Reuber, Die Besteuerung der Vereine, Friedhofsvereine

Durch das JStG 2020 vom 21.12.2020 (BGBl I 2020, 3096) wurde die Förderung der Unterhaltung und Pflege von Friedhöfen mit Wirkung ab dem 29.12.2020 als weiterer steuerbegünstigter Zweck in § 52 Abs. 2 Nr. 26 AO (Anhang 1b) aufgenommen.

Damit können ab diesen Zeitpunkt "Friedhofsvereine" als steuerbegünstigte Einrichtungen anerkannt werden, die einen Friedhof betreiben, wenn sie über eine den gemeinnützigkeitsrechtlichen Anforderungen entsprechende Satzung (§ 60 AO, Anhang 1b) verfügen und ihre tatsächliche Geschäftsführung (§ 63 AO, Anhang 1b) ordnungsgemäß ist.

Grundsätzlich obliegt der öffentlichen Hand die Friedhofsverwaltung.
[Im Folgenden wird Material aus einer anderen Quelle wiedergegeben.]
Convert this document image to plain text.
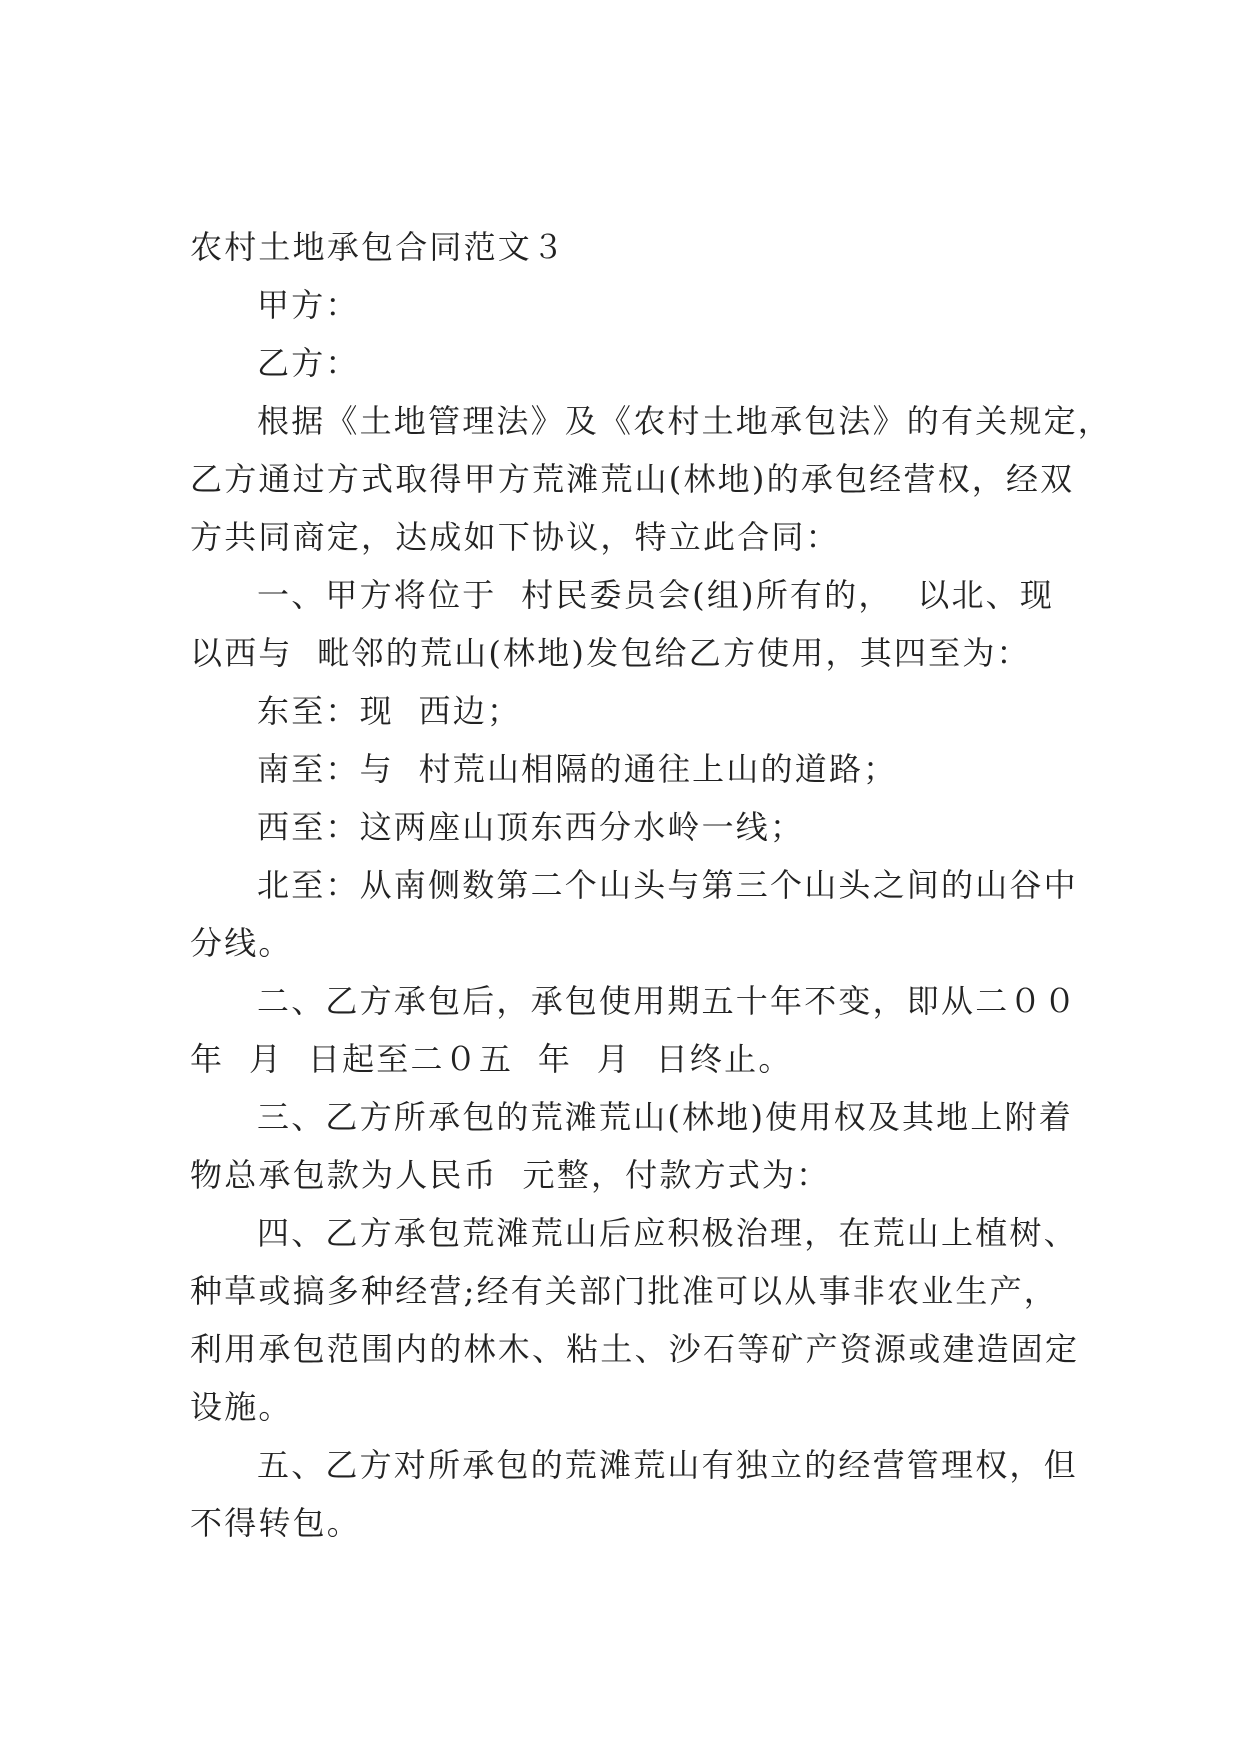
农村土地承包合同范文３
甲方：
乙方：
根据《土地管理法》及《农村土地承包法》的有关规定，
乙方通过方式取得甲方荒滩荒山(林地)的承包经营权，经双
方共同商定，达成如下协议，特立此合同：
一、甲方将位于  村民委员会(组)所有的，  以北、现
以西与  毗邻的荒山(林地)发包给乙方使用，其四至为：
东至：现  西边；
南至：与  村荒山相隔的通往上山的道路；
西至：这两座山顶东西分水岭一线；
北至：从南侧数第二个山头与第三个山头之间的山谷中
分线。
二、乙方承包后，承包使用期五十年不变，即从二００
年  月  日起至二０五  年  月  日终止。
三、乙方所承包的荒滩荒山(林地)使用权及其地上附着
物总承包款为人民币  元整，付款方式为：
四、乙方承包荒滩荒山后应积极治理，在荒山上植树、
种草或搞多种经营;经有关部门批准可以从事非农业生产，
利用承包范围内的林木、粘土、沙石等矿产资源或建造固定
设施。
五、乙方对所承包的荒滩荒山有独立的经营管理权，但
不得转包。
Soweit die grundsätzlich hoheitlichen Aufgaben des Bestattungswesens durch einen steuerbegünstigten Verein wahrgenommen werden, stellt dies bei diesem eine steuerbegünstigte Tätigkeit dar, die – soweit diese Tätigkeit gegen Entgelt durchgeführt wird – als Zweckbetrieb nach § 65 AO (Anhang 1b) anzuerkennen sind.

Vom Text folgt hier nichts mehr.